Cuvelier A, Muir J F, Czernichow P, Vavasseur E, Portier F, Benhamou D, Samson-Dolfuss D
Respiratory and Intensive Care Department, Rouen University Hospital, France.
Chest. 1999 Jul;116(1):22-9. doi: 10.1378/chest.116.1.22.
We compared the efficacy of the standard nasal cannula and the demand oxygen delivery system (DODS) during sleep in patients with COPD.
Twenty patients with moderate or severe COPD were included in the study.
Four consecutive polysomnographic recordings were performed under the following conditions: DODS powered by compressed air (night 1 [N1]); oxygen delivered with a nasal cannula alone (night 2 [N2]); oxygen delivered through a DODS (night 3 [N3]); and oxygen delivered with nasal cannula alone (night 4 [N4]). Oxygen flow rates with and without DODS were adjusted the day before the first night so that the resulting transcutaneous arterial oxygen saturation (SaO2) was > or = 95%. The following parameters were evaluated each night: apnea-hypopnea index, nocturnal SaO2, total oxygen saving, and several neurophysiologic parameters.

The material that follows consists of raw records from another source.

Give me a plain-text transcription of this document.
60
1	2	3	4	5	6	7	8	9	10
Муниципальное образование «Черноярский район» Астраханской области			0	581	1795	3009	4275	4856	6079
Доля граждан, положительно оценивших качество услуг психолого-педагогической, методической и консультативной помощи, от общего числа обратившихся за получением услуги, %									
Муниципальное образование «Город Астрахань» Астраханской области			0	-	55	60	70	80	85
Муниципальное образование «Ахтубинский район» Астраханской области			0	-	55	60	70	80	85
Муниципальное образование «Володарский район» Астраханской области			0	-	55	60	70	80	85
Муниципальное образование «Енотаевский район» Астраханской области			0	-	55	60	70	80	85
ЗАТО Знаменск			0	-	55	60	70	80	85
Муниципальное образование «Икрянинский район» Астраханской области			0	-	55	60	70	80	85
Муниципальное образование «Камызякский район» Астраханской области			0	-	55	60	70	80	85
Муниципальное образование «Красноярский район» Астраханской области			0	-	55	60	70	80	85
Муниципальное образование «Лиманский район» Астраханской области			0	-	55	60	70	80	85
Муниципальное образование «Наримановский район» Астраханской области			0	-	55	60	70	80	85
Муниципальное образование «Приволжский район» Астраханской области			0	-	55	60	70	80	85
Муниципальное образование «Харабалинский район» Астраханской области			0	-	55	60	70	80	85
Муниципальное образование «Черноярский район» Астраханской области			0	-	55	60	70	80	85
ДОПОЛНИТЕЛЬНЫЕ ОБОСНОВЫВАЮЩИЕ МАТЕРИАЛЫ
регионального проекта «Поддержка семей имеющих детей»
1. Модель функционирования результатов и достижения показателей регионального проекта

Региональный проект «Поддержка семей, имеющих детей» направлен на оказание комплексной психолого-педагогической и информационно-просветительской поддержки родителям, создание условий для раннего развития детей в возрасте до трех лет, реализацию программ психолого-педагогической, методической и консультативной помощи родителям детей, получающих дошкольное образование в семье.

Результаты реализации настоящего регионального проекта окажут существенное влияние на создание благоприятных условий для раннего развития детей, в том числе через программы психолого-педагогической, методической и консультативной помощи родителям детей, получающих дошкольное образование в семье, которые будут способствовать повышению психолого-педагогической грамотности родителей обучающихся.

The oxygen saving with the DODS was, on average, 60%. All parameters obtained during N2 and N4 (oxygen alone) were identical. The percentage of total recording time spent at SaO2 > or = 95% was comparable between N2 ([mean +/- SD]; 69+/-32%) and N3 (61+/-31%) (difference is not significant [NS]), as was the time spent at SaO2 between 90% and 95% (N2, 29.8+/-31%; N3, 35.9+/-27%; NS) and < 90% (N2, 0.75+/-2.6%; N3, 2.5+/-8.6%; NS). Although the mean response time was not significantly different between N2 and N3, two patients experienced a substantial increase in response time with an SaO2 < 90% on the DODS. The DODS device did not induce any difference in the percentage of time spent in rapid eye movement (REM) sleep (N2, 12.3+/-8.7%; N3, 16.4+/-7.8%; NS) or non-REM sleep (N2, 87.7+/-8.7%; N3, 83.7+/-7.9%; NS). Non-REM distribution in stage 1-2 sleep and in stage 3-4 sleep was comparable between N2 and N3. Similarly, no difference was observed for the sleep efficiency index (N2, 71+/-15%; N3, 69.6+/-14%; NS). Differences between sleep onset latency times were NS.
In a majority of moderate to severe COPD patients, the use of a DODS device does not induce any significant alteration of nocturnal neurophysiologic and ventilatory profiles. However, the presence of nocturnal desaturation in a few patients justifies the need to systematically perform a ventilatory polygraphic recording when prescribing a DODS device.
我们比较了慢性阻塞性肺疾病(COPD)患者睡眠期间标准鼻导管与按需给氧系统(DODS)的疗效。
20例中度或重度COPD患者纳入本研究。
在以下条件下进行连续4次多导睡眠图记录:压缩空气驱动的DODS(第1晚[N1]);仅用鼻导管输氧(第2晚[N2]);通过DODS输氧(第3晚[N3]);仅用鼻导管输氧(第4晚[N4])。在第一晚前一天调整有或无DODS时的氧流量,以使经皮动脉血氧饱和度(SaO2)≥95%。每晚评估以下参数:呼吸暂停低通气指数、夜间SaO2、总节氧量以及几个神经生理学参数。
DODS平均节氧量为60%。N2和N4(仅输氧)期间获得的所有参数均相同。SaO2≥95%的总记录时间百分比在N2([均值±标准差];69±32%)和N3(61±31%)之间具有可比性(差异无统计学意义[NS]),SaO2在90%至95%之间的时间(N2,29.8±31%;N3,35.9±27%;NS)以及<90%的时间(N2,0.75±2.6%;N3,2.5±8.6%;NS)也是如此。尽管N2和N3之间的平均反应时间无显著差异,但有两名患者在使用DODS且SaO2<90%时反应时间大幅增加。DODS设备在快速眼动(REM)睡眠(N2,12.3±8.7%;N3,16.4±7.8%;NS)或非REM睡眠(N2,87.7±8.7%;N3,83.7±7.9%;NS)中所占时间百分比未引起任何差异。N2和N3之间1-2期睡眠和3-4期睡眠中的非REM分布具有可比性。同样,睡眠效率指数也未观察到差异(N2,71±15%;N3,69.6±14%;NS)。睡眠起始潜伏时间之间的差异无统计学意义。
在大多数中度至重度COPD患者中,使用DODS设备不会引起夜间神经生理学和通气状况的任何显著改变。然而,少数患者夜间出现血氧饱和度降低,这证明在开具DODS设备处方时需要系统地进行通气多导睡眠图记录。